The Barclaycard Platinum Travel credit card does not charge any transaction fees other than GBP on overseas spending and ATM withdrawals (valid until August 31, 2022). Importantly, this card offers a 56-day interest-free period on overseas cash withdrawals if you pay what you take in full and on time each month. The card has a representative APR of 21.9%.
If you need cash in the bank
With a 0% Money Transfer Credit Card, you can transfer money from a credit card to your bank account at no interest, plus a one-time processing fee.
These types of cards could be an option to pay off expensive overdraft debt at a better rate.If you need money for a cash-only purchase, the card can help you borrow interest-free and avoid withdrawal fees. money. your credit card.
the Tesco Bank Clubcard credit card for balance and money transfers 36 months offer 0% on money transfers with a 3.94% fee. So you can transfer £ 130 to your checking account for £ 3.94 and pay zero interest.
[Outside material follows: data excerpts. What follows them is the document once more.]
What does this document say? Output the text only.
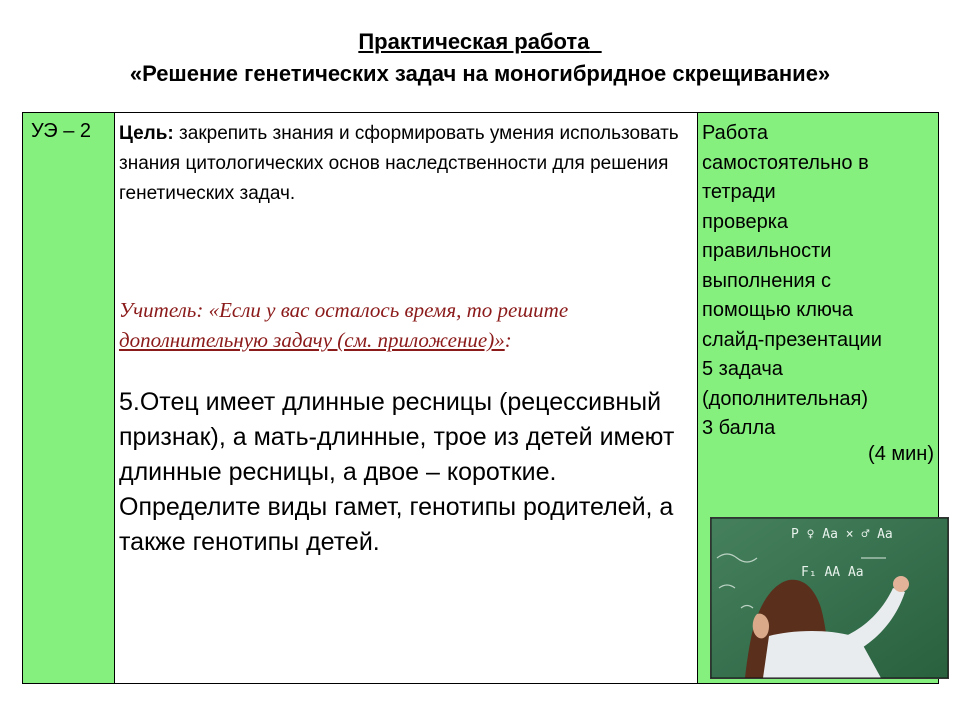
Практическая работа
«Решение генетических задач на моногибридное скрещивание»
УЭ – 2 Цель: закрепить знания и сформировать умения использовать знания цитологических основ наследственности для решения генетических задач.
Учитель: «Если у вас осталось время, то решите дополнительную задачу (см. приложение)»:
5.Отец имеет длинные ресницы (рецессивный признак), а мать-длинные, трое из детей имеют длинные ресницы, а двое – короткие. Определите виды гамет, генотипы родителей, а также генотипы детей.
Работа
самостоятельно в
тетради
проверка
правильности
выполнения с
помощью ключа
слайд-презентации
5 задача
(дополнительная)
3 балла
(4 мин)
P ♀ Aa × ♂ Aa
F₁ AA Aa
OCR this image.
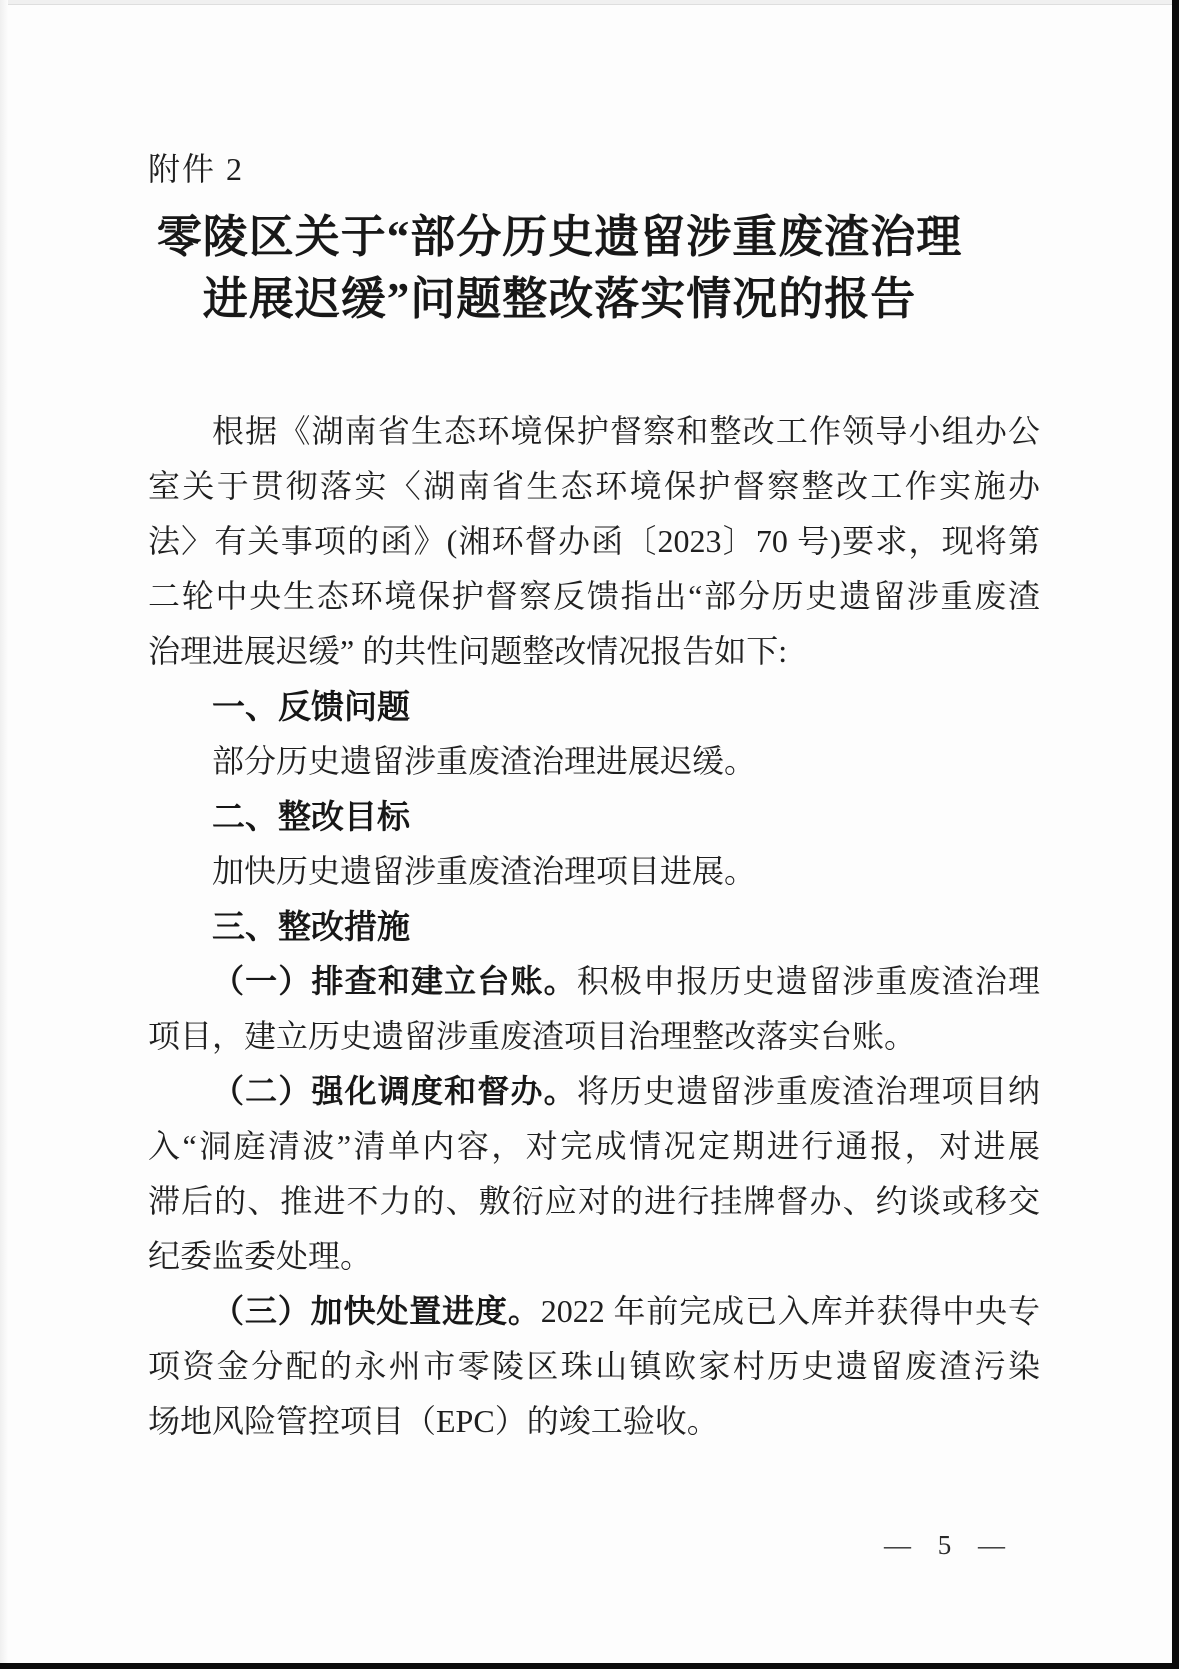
附件 2
零陵区关于“部分历史遗留涉重废渣治理
进展迟缓”问题整改落实情况的报告
根据《湖南省生态环境保护督察和整改工作领导小组办公
室关于贯彻落实〈湖南省生态环境保护督察整改工作实施办
法〉有关事项的函》(湘环督办函〔2023〕70 号)要求，现将第
二轮中央生态环境保护督察反馈指出“部分历史遗留涉重废渣
治理进展迟缓” 的共性问题整改情况报告如下:
一、反馈问题
部分历史遗留涉重废渣治理进展迟缓。
二、整改目标
加快历史遗留涉重废渣治理项目进展。
三、整改措施
（一）排查和建立台账。积极申报历史遗留涉重废渣治理
项目，建立历史遗留涉重废渣项目治理整改落实台账。
（二）强化调度和督办。将历史遗留涉重废渣治理项目纳
入“洞庭清波”清单内容，对完成情况定期进行通报，对进展
滞后的、推进不力的、敷衍应对的进行挂牌督办、约谈或移交
纪委监委处理。
（三）加快处置进度。2022 年前完成已入库并获得中央专
项资金分配的永州市零陵区珠山镇欧家村历史遗留废渣污染
场地风险管控项目（EPC）的竣工验收。
— 5 —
Typically, 0% money transfer transactions are rare, but can be associated with 0% balance transfer transactions if you look closely.
Which? Limited is a representative appointed by an introducer of whom? Financial Services Limited, which is authorized and regulated by the Financial Conduct Authority (FRN 527029). Which? Mortgage advisors and which ones? Money Compare are trade names of which? Limited financial services.